Final answer:
The initial velocity v for the diver is 16 feet per second. To find the time at the same height as the platform and the maximum height, we use the vertex of the quadratic equation and the given formula.
Step-by-step explanation:
The function given is h(t) = -16t^2 + vt, where h(t) is the height above the water at time t, and v is the initial velocity. We are told it takes 1.42 seconds for the diver to hit the water, leading to h(1.42) = 0. Solving for the initial velocity v, we set the equation to 0 and solve for v:
- 0 = -16(1.42)^2 + v(1.42)
- v = 16(1.42) / 1.42
- v = 16 feet per second
To find the time when the diver reaches the same height as the platform, we solve for t when h(t) equals zero.
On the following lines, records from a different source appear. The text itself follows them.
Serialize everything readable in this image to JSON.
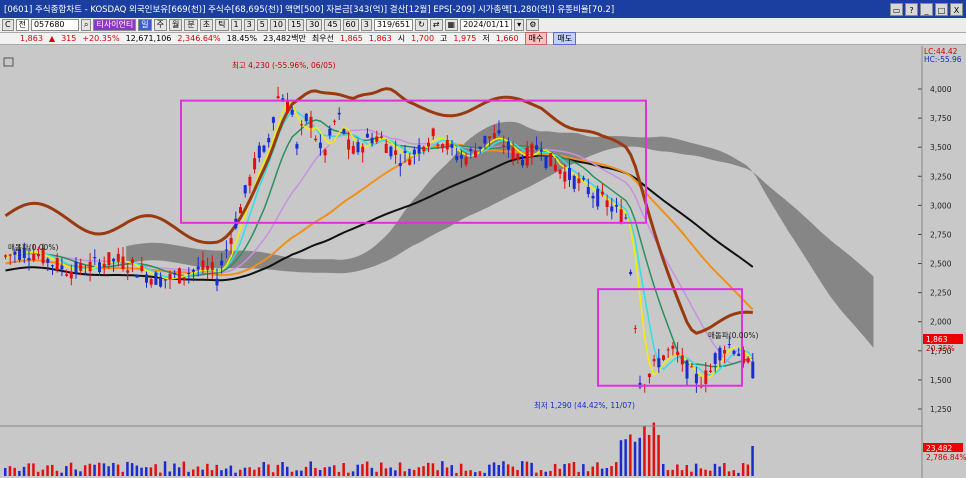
{
  "window": {
    "title": "[0601] 주식종합차트 - KOSDAQ 외국인보유[669(천)] 주식수[68,695(천)] 액면[500] 자본금[343(억)] 결산[12월] EPS[-209] 시가총액[1,280(억)] 유통비율[70.2]",
    "buttons": [
      "▭",
      "?",
      "_",
      "□",
      "X"
    ]
  },
  "toolbar": {
    "tabs": [
      "C",
      "전"
    ],
    "code": "057680",
    "search_icon": "magnifier-icon",
    "name": "티사이언티",
    "period_buttons": [
      "일",
      "주",
      "월",
      "분",
      "초",
      "틱"
    ],
    "minute_buttons": [
      "1",
      "3",
      "5",
      "10",
      "15",
      "30",
      "45",
      "60"
    ],
    "more": "3",
    "count": "319",
    "count_total": "651",
    "date": "2024/01/11"
  },
  "quote": {
    "price": "1,863",
    "change": "315",
    "change_pct": "+20.35%",
    "volume": "12,671,106",
    "volume_ratio": "2,346.64%",
    "turnover": "18.45%",
    "amount": "23,482백만",
    "label_pref": "최우선",
    "pref_ask": "1,865",
    "pref_bid": "1,863",
    "open_label": "시",
    "open": "1,700",
    "high_label": "고",
    "high": "1,975",
    "low_label": "저",
    "low": "1,660",
    "buy_label": "매수",
    "sell_label": "매도"
  },
  "chart": {
    "high_label": "최고 4,230 (-55.96%, 06/05)",
    "low_label": "최저 1,290 (44.42%, 11/07)",
    "lc_label": "LC:44.42",
    "hc_label": "HC:-55.96",
    "price_labels": [
      "4,000",
      "3,750",
      "3,500",
      "3,250",
      "3,000",
      "2,750",
      "2,500",
      "2,250",
      "2,000",
      "1,750",
      "1,500",
      "1,250"
    ],
    "price_values": [
      4000,
      3750,
      3500,
      3250,
      3000,
      2750,
      2500,
      2250,
      2000,
      1750,
      1500,
      1250
    ],
    "current_price": "1,863",
    "current_pct": "20.35%",
    "left_marker": "매돌파(0.00%)",
    "right_marker": "매돌파(0.00%)",
    "volume_current": "23,482",
    "volume_pct": "2,786.84%",
    "colors": {
      "bg": "#c8c8c8",
      "up": "#e01010",
      "down": "#1a2cd0",
      "box": "#e030e0",
      "bollinger": "#9a3a10",
      "ma_long": "#111111",
      "ma_orange": "#f0901a",
      "ma_violet": "#c890e0",
      "ma_green": "#2a9060",
      "ma_cyan": "#30e0e0",
      "ma_yellow": "#f0f000",
      "cloud": "#7a7a7a"
    }
  }
}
There will be two solutions for t in the quadratic equation: one at t=0 (when the diver just leaves the platform) and the other at the time when the diver returns to the platform height before hitting the water.
To find the maximum height, we look for the vertex of the parabola represented by the equation, which is at t = -b/2a. This gives:
- t = -v / (2*(-16))
- t = v / 32
- Maximum height: h(t) at this t value.
By substituting v = 16 into the equation for time, we get t and then can find the maximum height by placing this t back into h(t).